Eg 1445 would need to be rounded down to 1400 or 1175 would become 1200? 

The numbers are already integers. Floor and ceiling formula seem almost to work, but I need to to automatically round up if 50 or over and round down if 49 or under. 

Thanks

----------


## squiggler47

look at mround, you will need analasys tool pack installed

or =round(a1/100,0)*100

----------


## dominicb

Good afternoon twixthecat

You couold use floor if you add 49 to your sum, eg :
*=FLOOR(1445+49,100)* will return 1400
*=FLOOR(1175+49,100)* will return 1200
You don't say what your original formula is, so you would have to work that into the solution.

(Or you could use *CEILING* and -49 to the formula)

HTH

DominicB

----------


## Khalique Ahmed

I feel mround formula is working properly no need to give any extra condition just
`=MROUND(D24,100)
this will round the nearest 100. 
floor formula is also works same but if value is 150 then , =floor(a1+49,100)  = 100 while mround result will be 200.

----------


## royUK

If you are satisfied with the solution(s) provided, please mark your thread as Solved. 

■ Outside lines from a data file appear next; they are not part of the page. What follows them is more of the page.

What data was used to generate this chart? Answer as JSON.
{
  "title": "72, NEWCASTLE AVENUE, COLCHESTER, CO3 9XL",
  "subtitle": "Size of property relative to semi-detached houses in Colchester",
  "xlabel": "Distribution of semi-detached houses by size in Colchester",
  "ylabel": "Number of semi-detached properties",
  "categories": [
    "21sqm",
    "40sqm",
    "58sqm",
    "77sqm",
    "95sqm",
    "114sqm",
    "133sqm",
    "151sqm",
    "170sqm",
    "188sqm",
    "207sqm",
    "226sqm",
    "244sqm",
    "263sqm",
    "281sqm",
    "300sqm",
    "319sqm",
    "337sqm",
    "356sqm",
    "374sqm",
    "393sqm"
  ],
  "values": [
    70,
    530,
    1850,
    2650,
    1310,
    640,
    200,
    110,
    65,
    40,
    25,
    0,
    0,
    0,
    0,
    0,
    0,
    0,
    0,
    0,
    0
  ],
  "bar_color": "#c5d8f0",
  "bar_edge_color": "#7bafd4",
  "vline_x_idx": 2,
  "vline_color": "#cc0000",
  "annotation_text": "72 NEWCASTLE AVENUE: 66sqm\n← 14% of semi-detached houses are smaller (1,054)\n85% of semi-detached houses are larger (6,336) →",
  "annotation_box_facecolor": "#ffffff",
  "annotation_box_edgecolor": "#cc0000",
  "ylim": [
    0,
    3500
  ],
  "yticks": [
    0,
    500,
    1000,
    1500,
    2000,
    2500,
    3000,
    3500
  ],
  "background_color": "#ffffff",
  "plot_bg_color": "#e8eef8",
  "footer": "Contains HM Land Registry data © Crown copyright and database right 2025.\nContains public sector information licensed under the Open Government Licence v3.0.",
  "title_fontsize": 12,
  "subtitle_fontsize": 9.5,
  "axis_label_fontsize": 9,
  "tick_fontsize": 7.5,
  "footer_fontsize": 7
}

*How to mark a thread Solved*
Go to the first post 
Click edit
Click Go Advanced
Just below the word *Title* you will see a dropdown with the word No prefix.
Change to Solved
Click Save

----------


## daddylonglegs

You can use a regular round function, to round A1 to the nearest 100

=ROUND(A1,-2)

----------


## littledobby

For me it needed to be ROUNDUP rather than just ROUND.  This:

=ROUNDUP(A2,-2)

I'm using Excel 2007.

----------